The Louvre Abu Dhabi museum will finally open its doors on November 11 after years of delay and a decade after its inception.

The project was launched in 2007 under an agreement between the governments of France and the UAE, and was originally scheduled for completion in 2012. However, its construction on Saadiyat Island was affected following the global financial crisis of 2008 and more recently by falling oil prices.

The museum is designed by Pritzker Prize winning French architect Jean Nouvel as a museum city under a vast silvery dome by the sea and developed by Abu Dhabi’s Tourism Development and Investment Company (TDIC).

Visitors can walk through the promenades overlooking the sea beneath the museum’s 180-m dome, comprised of almost 8,000 metal stars set in a complex geometric pattern. When sunlight filters through, it creates a moving ‘rain of light’ beneath the dome, reminiscent of the overlapping palm trees in the UAE’s oases.

UAE Minister of Culture and Knowledge Development Sheikh Nahyan bin Mubarak Al Nahyan revealed the launch date at a press conference last month along with French Minister of Culture Françoise Nyssen, Nouvel, Mohamed Khalifa Al Mubarak, chairman of Abu Dhabi Tourism & Culture Authority (TCA Abu Dhabi) and TDIC, and Jean-Luc Martinez, President-director of the Louvre museum and chairman of the scientific Board of Agence France-Muséums.

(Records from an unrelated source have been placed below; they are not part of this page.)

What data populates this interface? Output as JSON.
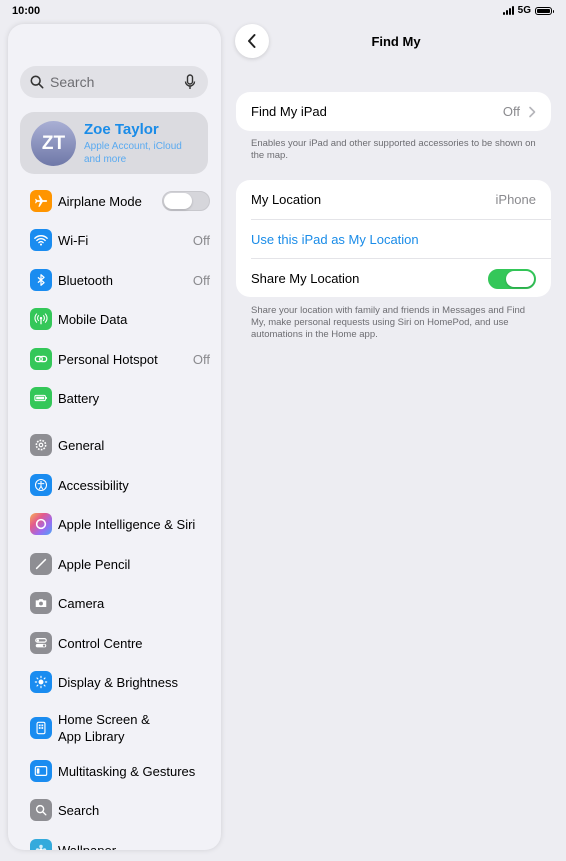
{
  "status": {
    "time": "10:00",
    "network": "5G"
  },
  "sidebar": {
    "search_placeholder": "Search",
    "profile": {
      "initials": "ZT",
      "name": "Zoe Taylor",
      "subtitle": "Apple Account, iCloud and more"
    },
    "items": [
      {
        "label": "Airplane Mode",
        "value": "",
        "icon": "airplane-icon",
        "color": "#ff9500",
        "toggle": "off"
      },
      {
        "label": "Wi-Fi",
        "value": "Off",
        "icon": "wifi-icon",
        "color": "#1a8cf0"
      },
      {
        "label": "Bluetooth",
        "value": "Off",
        "icon": "bluetooth-icon",
        "color": "#1a8cf0"
      },
      {
        "label": "Mobile Data",
        "value": "",
        "icon": "antenna-icon",
        "color": "#34c759"
      },
      {
        "label": "Personal Hotspot",
        "value": "Off",
        "icon": "link-icon",
        "color": "#34c759"
      },
      {
        "label": "Battery",
        "value": "",
        "icon": "battery-icon",
        "color": "#34c759"
      },
      {
        "label": "General",
        "value": "",
        "icon": "gear-icon",
        "color": "#8e8e93"
      },
      {
        "label": "Accessibility",
        "value": "",
        "icon": "accessibility-icon",
        "color": "#1a8cf0"
      },
      {
        "label": "Apple Intelligence & Siri",
        "value": "",
        "icon": "siri-icon",
        "color": "#d66de8"
      },
      {
        "label": "Apple Pencil",
        "value": "",
        "icon": "pencil-icon",
        "color": "#8e8e93"
      },
      {
        "label": "Camera",
        "value": "",
        "icon": "camera-icon",
        "color": "#8e8e93"
      },
      {
        "label": "Control Centre",
        "value": "",
        "icon": "control-centre-icon",
        "color": "#8e8e93"
      },
      {
        "label": "Display & Brightness",
        "value": "",
        "icon": "sun-icon",
        "color": "#1a8cf0"
      },
      {
        "label": "Home Screen &\nApp Library",
        "value": "",
        "icon": "home-screen-icon",
        "color": "#1a8cf0"
      },
      {
        "label": "Multitasking & Gestures",
        "value": "",
        "icon": "multitasking-icon",
        "color": "#1a8cf0"
      },
      {
        "label": "Search",
        "value": "",
        "icon": "search-icon",
        "color": "#8e8e93"
      },
      {
        "label": "Wallpaper",
        "value": "",
        "icon": "wallpaper-icon",
        "color": "#34aadc"
      }
    ]
  },
  "main": {
    "title": "Find My",
    "find_my_ipad": {
      "label": "Find My iPad",
      "value": "Off"
    },
    "find_my_note": "Enables your iPad and other supported accessories to be shown on the map.",
    "my_location": {
      "label": "My Location",
      "value": "iPhone"
    },
    "use_ipad_link": "Use this iPad as My Location",
    "share_location": {
      "label": "Share My Location",
      "toggle": "on"
    },
    "share_note": "Share your location with family and friends in Messages and Find My, make personal requests using Siri on HomePod, and use automations in the Home app."
  }
}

On display will be the museum’s important collection of artworks, artefacts, and loans from France’s top museums. These span the entirety of human existence, from prehistorical objects to commissioned contemporary artworks.

Important artworks on loan from 13 museums in France include Leonardo da Vinci’s La Belle Ferronnière, Vincent van Gogh’s self-portrait, a rare ivory saltcellar from the Benin Empire, a Globe by Vincenzo Coronelli, Jacques-Louis David’s Napoleon Crossing the Alps, Auguste Rodin’s Jean d’Aire, the Apollo Belvedere statue by Primatice, and Standing Woman II by Alberto Giacometti.

In addition to the galleries, the museum will include exhibitions, a children’s museum, a restaurant, a boutique and a café.

The inter-governmental agreement includes the loan of the Musée du Louvre’s name for 30 years and 6 months, temporary exhibitions for 15 years, and loans of artworks for 10 years.